5 de outubro de 2008

Corpo e Dança: Uma Reflexão Histórica

Considerado a mais antiga das artes, a dança é também a única que dispensa materiais e ferramentas. Ela só depende do corpo e da vitalidade humana. Os conceitos de CORPO e DANÇA evoluíram ao longo da história. Aqui pretendo trazer um breve recorte deste processo histórico e suas implicações no ensino da dança.
A dança clássica impôs um modelo de “corpo ideal para a dança”, que tal como um “instrumento” necessita ser moldado de acordo com padrões técnicos de cada estilo de dança. O bailarino, concebido como “material humano” e desprovido de um “corpo vivido”, deve se submeter corporal, emocional e mentalmente àquilo que está sendo requerido dele externamente. Conseqüentemente, o processo educacional atrelado a esta concepção objetiva “aprimorar, controlar, vencer o corpo e seus limites físicos. Não há preocupação com o processo criativo individual, muito menos em traçar relações entre corpo, dança e sociedade. O produto é o objetivo último da educação em dança, valorizando o ensino das técnicas”.

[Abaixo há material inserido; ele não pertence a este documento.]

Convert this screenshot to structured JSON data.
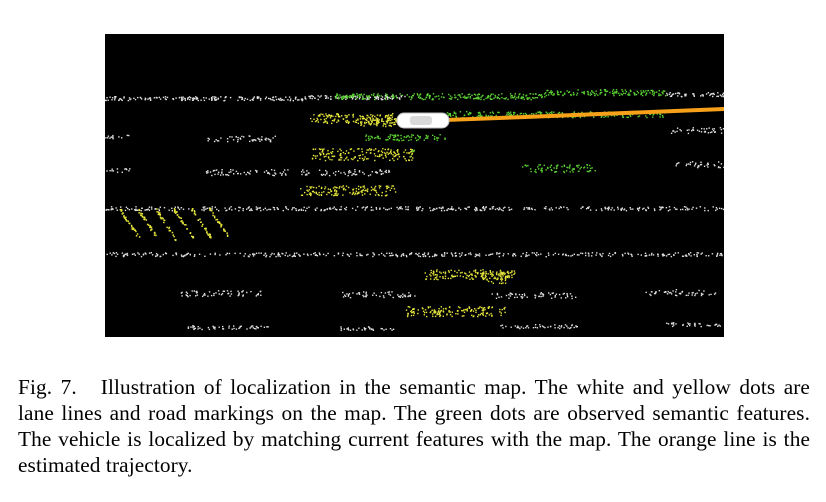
{
  "figure": {
    "label": "Fig. 7.",
    "caption": "Illustration of localization in the semantic map. The white and yellow dots are lane lines and road markings on the map. The green dots are observed semantic features. The vehicle is localized by matching current features with the map. The orange line is the estimated trajectory.",
    "colors": {
      "background": "#000000",
      "map_lane_lines": "#e0e0e0",
      "map_road_markings": "#e6e63c",
      "observed_features": "#5ad232",
      "trajectory": "#f7a11a",
      "vehicle": "#ffffff"
    }
  }
}
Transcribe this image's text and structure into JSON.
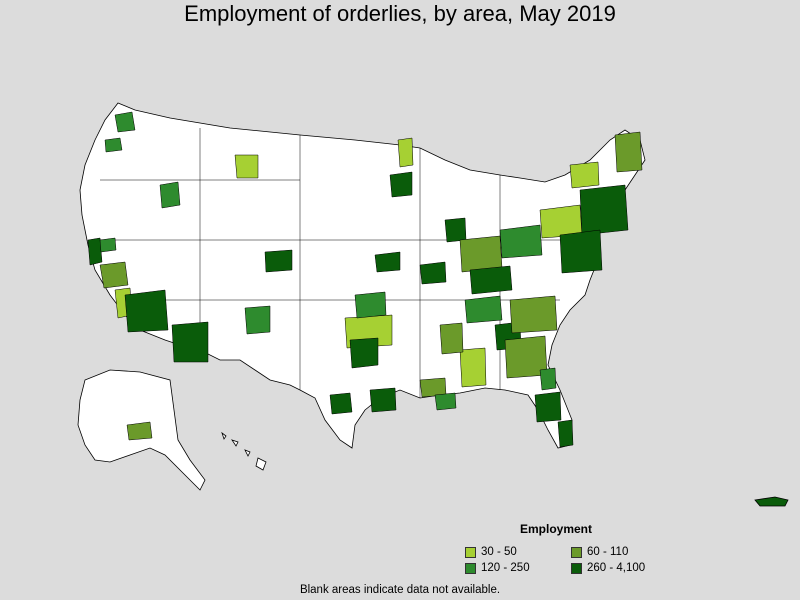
{
  "title": "Employment of orderlies, by area, May 2019",
  "legend": {
    "title": "Employment",
    "items": [
      {
        "label": "30 - 50",
        "color": "#a6d033"
      },
      {
        "label": "60 - 110",
        "color": "#6b9a2a"
      },
      {
        "label": "120 - 250",
        "color": "#2e8b2e"
      },
      {
        "label": "260 - 4,100",
        "color": "#0a5c0a"
      }
    ]
  },
  "footnote": "Blank areas indicate data not available.",
  "colors": {
    "background": "#dcdcdc",
    "land": "#ffffff",
    "border": "#000000"
  }
}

A dança moderna surgiu no começo do século XX, propondo um corpo “como parte da natureza” sendo a dança, portanto, “a expressão natural e espontânea do ser humano”, enfatisando os sentimentos, tentando teatralizá-los ao máximo através de movimentos corporais. A americana Isadora Duncan foi um dos ícones da época, além do suíço Emile Dalcroze e do húngaro Rudolf Von Laban. Duncan propôs uma dança livre de espartilhos, meias e sapatilhas de ponta, além de utilizar músicas consideradas “não apropriadas para dança”, como peças de Chopin e Wagner, que na época eram executadas apenas para serem ouvidas. Os bailarinos dançam descalços, trabalham contrações, torções, desencaixe, etc. Os movimentos são mais livres, embora respeitem uma técnica fechada (a primeira técnica de dança moderna foi estruturada por Martha Graham nas décadas 20-30). Os desdobramentos educacionais da chamada “dança criativa” ou “expressão corporal” baseavam-se na crença de que o artista não deveria ser “invadido”, mas sim incetivado a se revelar naturalmente. Neste momento o processo torna-se mais importante que o produto.

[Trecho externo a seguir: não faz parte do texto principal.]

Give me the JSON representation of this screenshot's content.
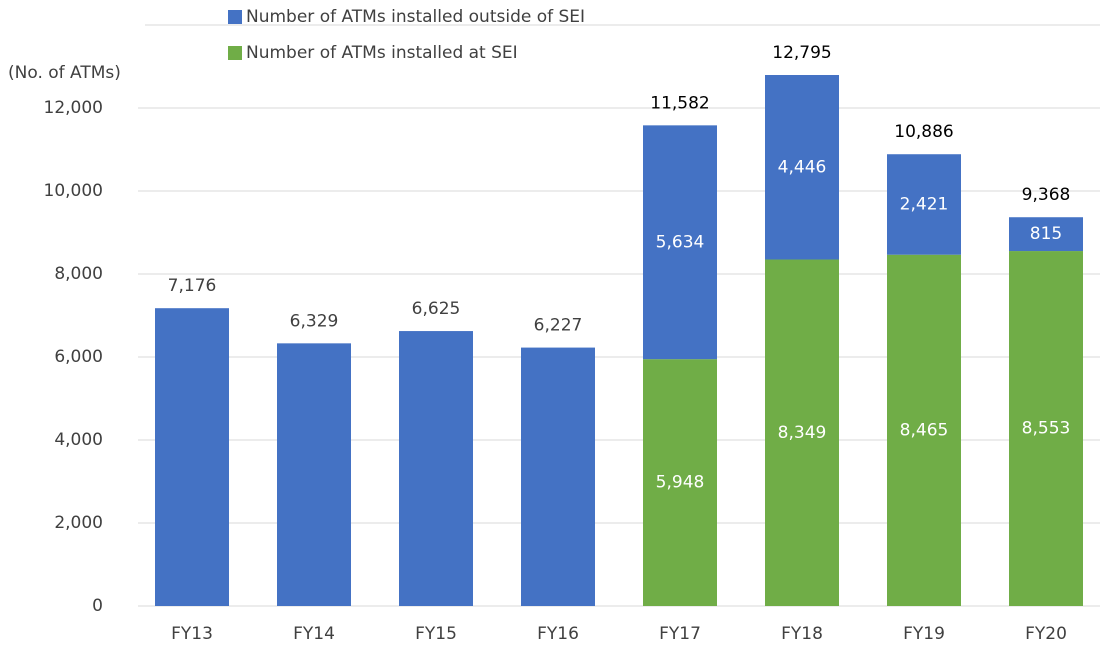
{
  "chart_data": {
    "type": "stacked_bar",
    "axis_label": "(No. of ATMs)",
    "categories": [
      "FY13",
      "FY14",
      "FY15",
      "FY16",
      "FY17",
      "FY18",
      "FY19",
      "FY20"
    ],
    "series": [
      {
        "name": "Number of ATMs installed at SEI",
        "color": "#70ad47",
        "values": [
          null,
          null,
          null,
          null,
          5948,
          8349,
          8465,
          8553
        ],
        "value_labels": [
          null,
          null,
          null,
          null,
          "5,948",
          "8,349",
          "8,465",
          "8,553"
        ]
      },
      {
        "name": "Number of ATMs installed outside of SEI",
        "color": "#4472c4",
        "values": [
          7176,
          6329,
          6625,
          6227,
          5634,
          4446,
          2421,
          815
        ],
        "value_labels": [
          null,
          null,
          null,
          null,
          "5,634",
          "4,446",
          "2,421",
          "815"
        ]
      }
    ],
    "totals": [
      7176,
      6329,
      6625,
      6227,
      11582,
      12795,
      10886,
      9368
    ],
    "total_labels": [
      "7,176",
      "6,329",
      "6,625",
      "6,227",
      "11,582",
      "12,795",
      "10,886",
      "9,368"
    ],
    "ylim": [
      0,
      14000
    ],
    "yticks": [
      0,
      {
        "value": 2000,
        "label": "2,000"
      },
      {
        "value": 4000,
        "label": "4,000"
      },
      {
        "value": 6000,
        "label": "6,000"
      },
      {
        "value": 8000,
        "label": "8,000"
      },
      {
        "value": 10000,
        "label": "10,000"
      },
      {
        "value": 12000,
        "label": "12,000"
      }
    ],
    "grid": true
  }
}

A dança contemporânea surgiu na década de 60-70 com a substituição do “corpo natural” pelo conceito de “corpo pensante”. Não se define em técnicas ou movimentos específicos, pois o intérprete/bailarino ganha autonomia para construir suas próprias partituras coreográficas a partir de temas relacionados a questões políticas, sociais, culturais, autobiográficas, comportamentais ou cotidianas. Bailarinos norte-americanos como Yvonne Rainer e Steve Paxton buscavam movimentos ‘independentes de seu apelo visual e da técnica requerida para executá-los”, inaugurando a época da “democracia corporal”: não havia restrições de forma, peso, tamanho, flexibilidade, etc, para poder dançar. Essa geração “buscou na diversidade o direito de exercer autoridade sobre si mesma, refutando padrões convencionais impostos de corpo, arte e sociedade”. O ensino da dança priorizou o desenvolvimento da consciência corporal a partir de técnicas somáticas, (Alexander, Feldenkrais, Eutonia, Klauss Vianna) e da improvisação por contato (uma forma de dança que utiliza as leis físicas de atrito, dinâmica, gravidade e inércia para explorar a relação entre os bailarinos). Além disso, viu-se a necessidade da pesquisa teórica para complementação da prática.
Atualmente propõe-se o conceito de “corpo socialmente construído”, ou seja, o corpo como expressão de gênero, etnia, faixa etária, crença espiritual, classe social, etc. Pina Bausch, coreógrafa e dançarina alemã. Sua frase “não estou preocupada em como as pessoas se movem mas sim com o que move as pessoas” é um bom exemplo desta concepção. Suas coreografias são baseadas nas experiências de vida dos bailarinos e elaboradas conjuntamente. Várias de suas coreografias são relacionadas a cidades de todo o mundo, de onde retira idéias necessárias para seu trabalho durante as turnês. Este conceito tem levado a elaboração de propostas educacionais críticas em dança que “considerem tanto o processo como o produto, que não desconsiderem as técnicas, mas que ao mesmo tempo não abandonem o processo criativo e que, enfim, trabalhem a expressão pessoal como expressão de um corpo sócio-político-cultural”.
Citações retiradas do texto "Corpo, Dança e Educação" de Isabel Marques, pedagoga, mestre em dança e doutora em educação.